嘴角不由自主地往上扯了一下,脸部肌肉有点僵硬
正午的日头最毒的时候,脚底下的地脉突然传来了动静。
不是那种要命的地震,而是一种舒展筋骨的闷响。
那株本来只有一人高的槐树苗,突然像是吃了什么猛药,咔咔作响地往上窜了三尺。
原本蜷缩的枝丫瞬间炸开,像是一个人睡醒了伸了个大大的懒腰。
阳光透过新长出来的叶片洒下来,落在地上全是金钱豹似的光斑。
就在那一瞬间,我的耳膜鼓荡了一下。
这次没有万鼠齐鸣,也没有冤魂索命。
我听见了一阵乱糟糟却又无比亲切的杂音。
有那种老式二八大杠自行车链条缺油的嘎吱声,伴着一声粗嗓门的吆喝:“收旧彩电冰箱洗衣机喽——”那是老头子,他以前下岗后就干这个。
有那种手掌拍在棉被上沉闷却有节奏的噗噗声,那是小雨,她最喜欢在晒被子的时候玩这一出。
还有那哼得走调的摇篮曲,那是老妈。
这些声音没有逻辑,没有怨气,它们混杂在一起,像是夏天傍晚弄堂里的嘈杂,最后汇聚成了一个清晰的念头,顺着树根,顺着地脉,直接钻进了我的天灵盖。
“回家。

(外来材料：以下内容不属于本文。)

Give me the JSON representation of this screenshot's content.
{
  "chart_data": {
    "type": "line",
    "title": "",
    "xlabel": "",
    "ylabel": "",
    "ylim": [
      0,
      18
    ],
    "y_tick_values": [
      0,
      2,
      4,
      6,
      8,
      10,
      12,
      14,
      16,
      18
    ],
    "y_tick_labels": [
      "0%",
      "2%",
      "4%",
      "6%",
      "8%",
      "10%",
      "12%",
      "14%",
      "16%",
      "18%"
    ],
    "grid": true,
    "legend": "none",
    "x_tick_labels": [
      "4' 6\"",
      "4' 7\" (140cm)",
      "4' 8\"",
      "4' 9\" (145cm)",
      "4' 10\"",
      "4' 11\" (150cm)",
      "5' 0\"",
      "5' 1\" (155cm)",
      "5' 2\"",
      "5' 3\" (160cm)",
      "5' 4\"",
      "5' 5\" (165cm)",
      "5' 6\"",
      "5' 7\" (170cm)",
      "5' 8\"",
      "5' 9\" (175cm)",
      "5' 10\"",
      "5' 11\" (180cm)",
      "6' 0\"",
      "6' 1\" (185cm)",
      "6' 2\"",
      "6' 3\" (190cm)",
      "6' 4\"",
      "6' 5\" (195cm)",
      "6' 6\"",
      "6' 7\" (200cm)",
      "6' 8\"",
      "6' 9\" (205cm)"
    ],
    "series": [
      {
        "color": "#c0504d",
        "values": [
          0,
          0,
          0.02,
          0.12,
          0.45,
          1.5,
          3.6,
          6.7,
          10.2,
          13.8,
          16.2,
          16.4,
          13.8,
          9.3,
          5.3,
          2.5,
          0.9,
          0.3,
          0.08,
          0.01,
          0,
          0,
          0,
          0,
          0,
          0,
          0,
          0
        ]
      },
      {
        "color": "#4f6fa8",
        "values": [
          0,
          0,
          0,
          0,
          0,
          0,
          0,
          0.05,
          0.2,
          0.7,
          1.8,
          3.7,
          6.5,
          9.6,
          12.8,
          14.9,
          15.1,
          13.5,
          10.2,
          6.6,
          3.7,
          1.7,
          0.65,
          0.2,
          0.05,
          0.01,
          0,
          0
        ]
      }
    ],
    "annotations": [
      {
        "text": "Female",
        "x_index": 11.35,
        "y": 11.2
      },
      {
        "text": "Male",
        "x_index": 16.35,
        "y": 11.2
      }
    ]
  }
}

”
不是回那个已经变成废墟的老房子,而是回我自己这具躯壳里来。
我深吸了一口气,肺叶子里充满了泥土和阳光的味道。
转身,迈步,朝山门走去。
刚走两步,衣角被人拽住了。
阿竹这丫头不知道什么时候窜到了我身后,手里举着个用灰鼠皮缝的小囊,那针脚粗糙得简直没眼看,一看就是她的手笔。
“给。”她把那皮囊硬塞进我手里,“老皮走之前留下的,那是它换下来的第一颗大门牙。它说它这辈子听了太多不想听的脏事儿,这牙虽然老了点,但辟邪,也能听个响。”
我捏了捏那个皮囊,硬邦邦的。
“那你呢?”我问她。
阿竹把那片桃叶别在耳朵后头,冲我做了个鬼脸:“听语园总得有人看着吧?你走了,那些耗子要是再敢叽叽歪歪,我就揍它们。大树,你放心去浪,以后这风里的动静,我替你听。”
我没再多说什么,把皮囊系在腰间,那是老皮留给我最后的护身符,也是这地仙路上的第一件法器。
走出山门的那一刻,头顶上突然黑压压一片。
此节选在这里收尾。